Friday, June 18th, 2010

Public Allowed to See Restoration of Dalí Painting at Museum in Rotterdam

June 16, 2010 by All Art News  
Filed under Education & Research, Featured

ROTTERDAM.- Have you ever seen a famous painting being restored? This summer the Museum Boijmans Van Beuningen is letting everyone enjoy a process that is usually carried out behind closed doors. From mid-June the enormous painting Landscape with a Girl Skipping Rope by the world-famous Surrealist artist Salvador Dalí will undergo a miraculous restoration. You can follow the silent spectacle for two months in the Serra gallery. The painting and six other Dalís from the museum collection will then go on show in Milan.

Restorers work on a painting entitled Landscape with a Girl Skipping Rope by Spanish artist Salvador Dali 580x388 Public Allowed to See Restoration of Dalí Painting at Museum in Rotterdam

Restorers work on a painting, entitled Landscape with a Girl Skipping Rope, by Spanish artist Salvador Dali (1904-1989) at the Boijmans van Beuningen Museum in Rotterdam, The Netherlands, 15 June 2001. The triptych is undergoing a restoration that can be followed by visitors in the museum's Serra gallery until mid August 2010. The process usually carried out behind closed doors can be viewed by visitors from behind a barrier so as not to disturb the restorers. EPA/LEX VAN LIESHOUT

Air raid
Museum Boijmans Van Beuningen has a unique collection of Surrealist paintings by artists such as René Magritte, Max Ernst and Salvador Dalí. The painting now being restored comes from the collection of Edward James, an important English client of Dalí’s. In 1936 he commissioned him to make this work for his house in London. The painting was damaged during an air raid in the Second World War. The center panel was then stored elsewhere and the side panels were transferred to the Tate Gallery. The panels were reunited and restored in the nineteen-sixties and then found their way to Museum Boijmans Van Beuningen as a long-term loan in 1972. The museum purchased the painting in 1977.

At close quarters
During the public restoration in the museum the painting will hang on a temporary wall, set obliquely in the space. Visitors will be able to watch the process at close quarters from behind a barrier so as not to disturb the restorers. Brief texts, photographs and a short film will explain the restoration, and every Wednesday afternoon there will be a period of one hour when visitors will be able to ask questions.

Restoration
The center section is in a poorer condition than the side panels partly because of the way it was stored and restored, and as a result the differences in color are particularly evident. During the restoration, which will be carried out by the Redivivus atelier, the old varnish and layers of dirt will be removed. This will bring out the original colors. The materials used for the restoration will keep their color and texture and can always be removed again in the future.

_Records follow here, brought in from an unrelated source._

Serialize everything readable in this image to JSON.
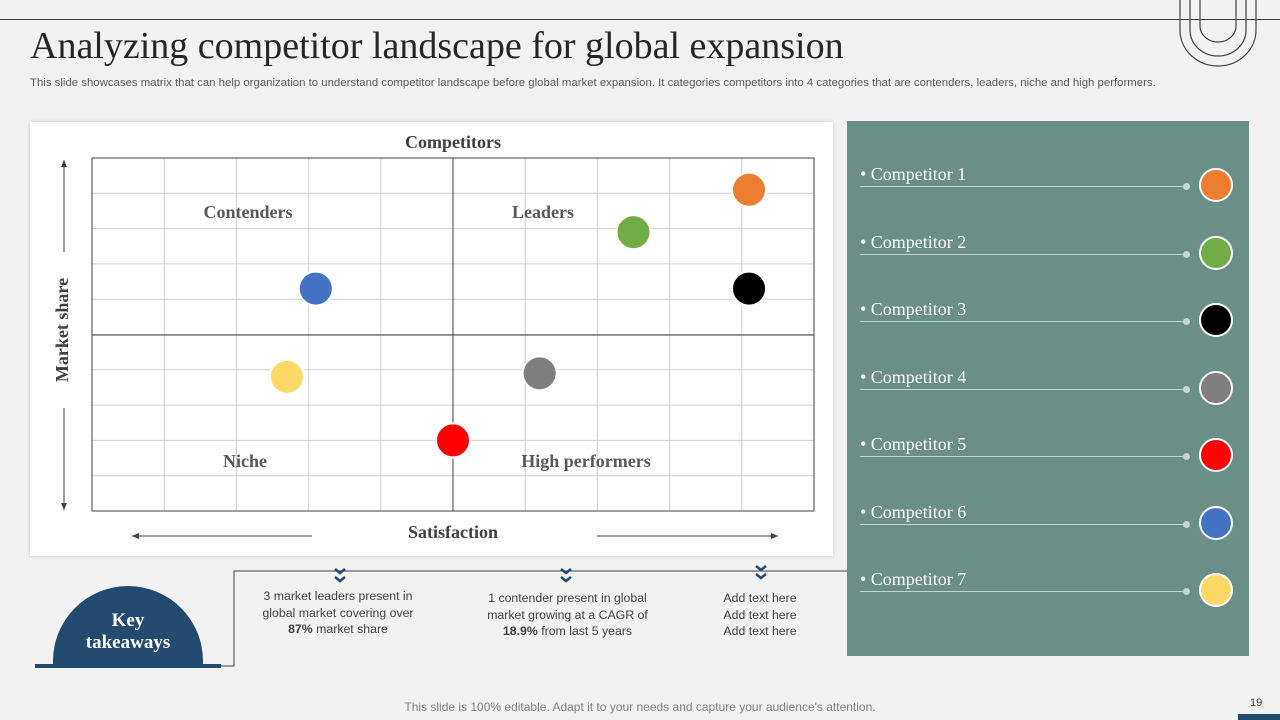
{
  "slide": {
    "title": "Analyzing competitor landscape for global expansion",
    "subtitle": "This slide showcases matrix that can help organization to understand competitor landscape before global market expansion. It categories competitors into 4 categories that are contenders, leaders, niche and high performers.",
    "footer": "This slide is 100% editable. Adapt it to your needs and capture your audience's attention.",
    "page_number": "19"
  },
  "chart_data": {
    "type": "scatter",
    "title": "Competitors",
    "xlabel": "Satisfaction",
    "ylabel": "Market share",
    "xlim": [
      0,
      10
    ],
    "ylim": [
      0,
      10
    ],
    "grid": true,
    "quadrants": [
      "Contenders",
      "Leaders",
      "Niche",
      "High performers"
    ],
    "points": [
      {
        "name": "Competitor 1",
        "x": 9.1,
        "y": 9.1,
        "color": "#ed7d31"
      },
      {
        "name": "Competitor 2",
        "x": 7.5,
        "y": 7.9,
        "color": "#70ad47"
      },
      {
        "name": "Competitor 3",
        "x": 9.1,
        "y": 6.3,
        "color": "#000000"
      },
      {
        "name": "Competitor 4",
        "x": 6.2,
        "y": 3.9,
        "color": "#7f7f7f"
      },
      {
        "name": "Competitor 5",
        "x": 5.0,
        "y": 2.0,
        "color": "#ff0000"
      },
      {
        "name": "Competitor 6",
        "x": 3.1,
        "y": 6.3,
        "color": "#4472c4"
      },
      {
        "name": "Competitor 7",
        "x": 2.7,
        "y": 3.8,
        "color": "#ffd966"
      }
    ]
  },
  "legend": {
    "bullet": "•",
    "items": [
      "Competitor 1",
      "Competitor 2",
      "Competitor 3",
      "Competitor 4",
      "Competitor 5",
      "Competitor 6",
      "Competitor 7"
    ]
  },
  "takeaways": {
    "heading": "Key\ntakeaways",
    "notes": [
      {
        "before": "3 market leaders present in global market covering over ",
        "bold": "87%",
        "after": " market share"
      },
      {
        "before": "1 contender present in global market growing at a CAGR of ",
        "bold": "18.9%",
        "after": " from last 5 years"
      },
      {
        "before": "Add text here Add text here Add text here",
        "bold": "",
        "after": ""
      }
    ]
  },
  "colors": {
    "panel": "#6a8f86",
    "accent": "#234a6f"
  }
}
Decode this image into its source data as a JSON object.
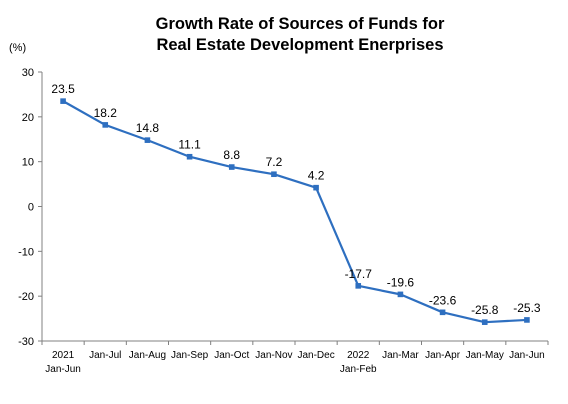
{
  "chart_data": {
    "type": "line",
    "title": "Growth Rate of Sources of Funds for Real Estate Development Enerprises",
    "unit": "(%)",
    "categories": [
      [
        "2021",
        "Jan-Jun"
      ],
      [
        "Jan-Jul"
      ],
      [
        "Jan-Aug"
      ],
      [
        "Jan-Sep"
      ],
      [
        "Jan-Oct"
      ],
      [
        "Jan-Nov"
      ],
      [
        "Jan-Dec"
      ],
      [
        "2022",
        "Jan-Feb"
      ],
      [
        "Jan-Mar"
      ],
      [
        "Jan-Apr"
      ],
      [
        "Jan-May"
      ],
      [
        "Jan-Jun"
      ]
    ],
    "series": [
      {
        "values": [
          23.5,
          18.2,
          14.8,
          11.1,
          8.8,
          7.2,
          4.2,
          -17.7,
          -19.6,
          -23.6,
          -25.8,
          -25.3
        ],
        "labels": [
          "23.5",
          "18.2",
          "14.8",
          "11.1",
          "8.8",
          "7.2",
          "4.2",
          "-17.7",
          "-19.6",
          "-23.6",
          "-25.8",
          "-25.3"
        ]
      }
    ],
    "ylim": [
      -30,
      30
    ],
    "yticks": [
      30,
      20,
      10,
      0,
      -10,
      -20,
      -30
    ],
    "grid": false,
    "legend": "none",
    "line_color": "#2e6fc0"
  }
}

The restoration will be carried out in six steps after an extensive preliminary examination: 1. The yellowed varnish layer and the grayish layer of surface dirt on and under the varnish will be removed, and flaking paint will be secured. 2. Old discolored retouches, over-paintings and fillings in the paint layer will be removed. 3. An intermediate layer of varnish will be applied. 4. Where necessary, damage to the canvas and the paint layer will be repaired, filled and textured. 5. Retouching. 6. A final coat of varnish will be applied if necessary. After that, the painting will be put into a new frame.